不相応な出費かどうか判断する基準

お金の使い方のテーマとして、毎月の手取り金額を「消費」が6割、「投資」が2割、「貯金」が2割に分けるのが一つの目安であること。「投資」としてお金を使うときの視点について、今まで書いていました。

ここで、「消費」、「投資」としてお金を使う場合であっても、自分の不相応な金額をつぎ込んでしまえば、全体のバランスを失ってしまうのではないか。そうなれば、その出費は「浪費」になりかねないのではないか。

こういうことを最近考えるようになりました。そこで、今回は、自分がお金を使うとき、そのお金が自分にとって相応な金額かどうかを見分ける基準について書いてみたいと思います。

■自分の時給と出費を比較する

結論から買うと、その基準は時間で考えるとよいのではないかと考えています。

つまり、自分の時給を計算し、その時給と出費の金額を相互に比較し、その出費が自分にとって相応の金額かどうか考えます。

時給は、月収を毎月の労働時間で割り算して算出します。

例えば、月収40万円で、毎日朝9時から20時(休憩時間1時間)まで仕事をしている方がいらっしゃるとします。

この方であれば、1か月の出勤日はおおよそ20日、毎日の業務時間は休憩時間除いて10時間です。これをベースに1か月の労働時間を計算すると、20×10=200時間となります。40万円をこの200時間で割り算して時給は2,000円となります。

自分の時給と出費を比較する具体例

ここで、例えば、2時間で6,000円のセミナーに参加したとします。この場合3時間お仕事をした分に見合う価値があるかどうかという基準で考えます。
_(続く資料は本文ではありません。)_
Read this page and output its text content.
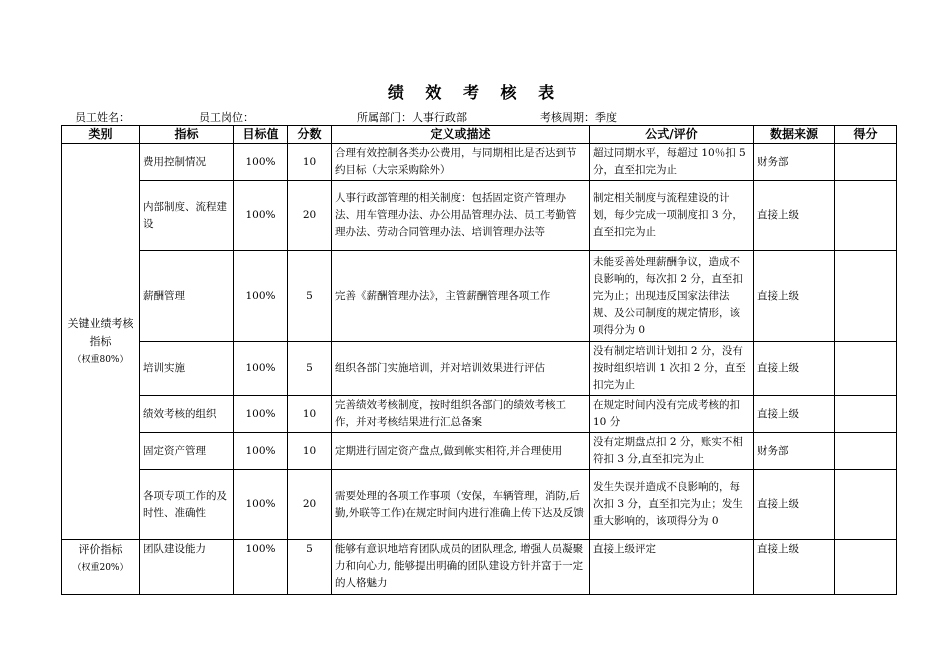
绩 效 考 核 表
员工姓名：	员工岗位：	所属部门：人事行政部	考核周期：季度
类别	指标	目标值	分数	定义或描述	公式/评价	数据来源	得分
关键业绩考核指标
（权重80%）	费用控制情况	100%	10	合理有效控制各类办公费用，与同期相比是否达到节约目标（大宗采购除外）	超过同期水平，每超过 10％扣 5 分，直至扣完为止	财务部	
	内部制度、流程建设	100%	20	人事行政部管理的相关制度：包括固定资产管理办法、用车管理办法、办公用品管理办法、员工考勤管理办法、劳动合同管理办法、培训管理办法等	制定相关制度与流程建设的计划，每少完成一项制度扣 3 分，直至扣完为止	直接上级	
	薪酬管理	100%	5	完善《薪酬管理办法》，主管薪酬管理各项工作	未能妥善处理薪酬争议，造成不良影响的，每次扣 2 分，直至扣完为止；出现违反国家法律法规、及公司制度的规定情形，该项得分为 0	直接上级	
	培训实施	100%	5	组织各部门实施培训，并对培训效果进行评估	没有制定培训计划扣 2 分，没有按时组织培训 1 次扣 2 分，直至扣完为止	直接上级	
	绩效考核的组织	100%	10	完善绩效考核制度，按时组织各部门的绩效考核工作，并对考核结果进行汇总备案	在规定时间内没有完成考核的扣 10 分	直接上级	
	固定资产管理	100%	10	定期进行固定资产盘点,做到帐实相符,并合理使用	没有定期盘点扣 2 分，账实不相符扣 3 分,直至扣完为止	财务部	
	各项专项工作的及时性、准确性	100%	20	需要处理的各项工作事项（安保，车辆管理，消防,后勤,外联等工作)在规定时间内进行准确上传下达及反馈	发生失误并造成不良影响的，每次扣 3 分，直至扣完为止；发生重大影响的，该项得分为 0	直接上级	
评价指标
（权重20%）	团队建设能力	100%	5	能够有意识地培育团队成员的团队理念, 增强人员凝聚力和向心力, 能够提出明确的团队建设方针并富于一定的人格魅力	直接上级评定	直接上级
それに見合う価値があれば、その出費は「投資」になるでしょうし、見合う価値がないのであれば「浪費」になる可能性があると、セミナー受講前に考えることができます。

また、新しい靴を買う場合、それが10,000円の金額なら一日の労働時間の半分の収入金額と同額程度、20,000円であれば1日の労働時間の収入金額と同額程度、60,000円であれば、3日の労働時間の収入金額と同額程度ということになります。

その靴を仕事で用いるものであるか、たまにしか使わないものなのか、その人のライフスタイルや靴へのこだわり等を考えて、どのバックを買ったら「浪費」になってしまうか考える1つの目安になります。

■あいまいな基準は数値化する

もちろん、これは一つの目安であり、何か商品やサービスを購入するときに悩んだ際に、参考になる一手段という位置づけで書いています。

ただ、判断基準があいまいであれば、それを数値化するという発想は、お金の問題だけでなく全般的に使える視点だと思います。

ご興味のある方は、今回記載した基準以外にも、自分なりのお金を使う客観的な基準を作って試してみて下さいね。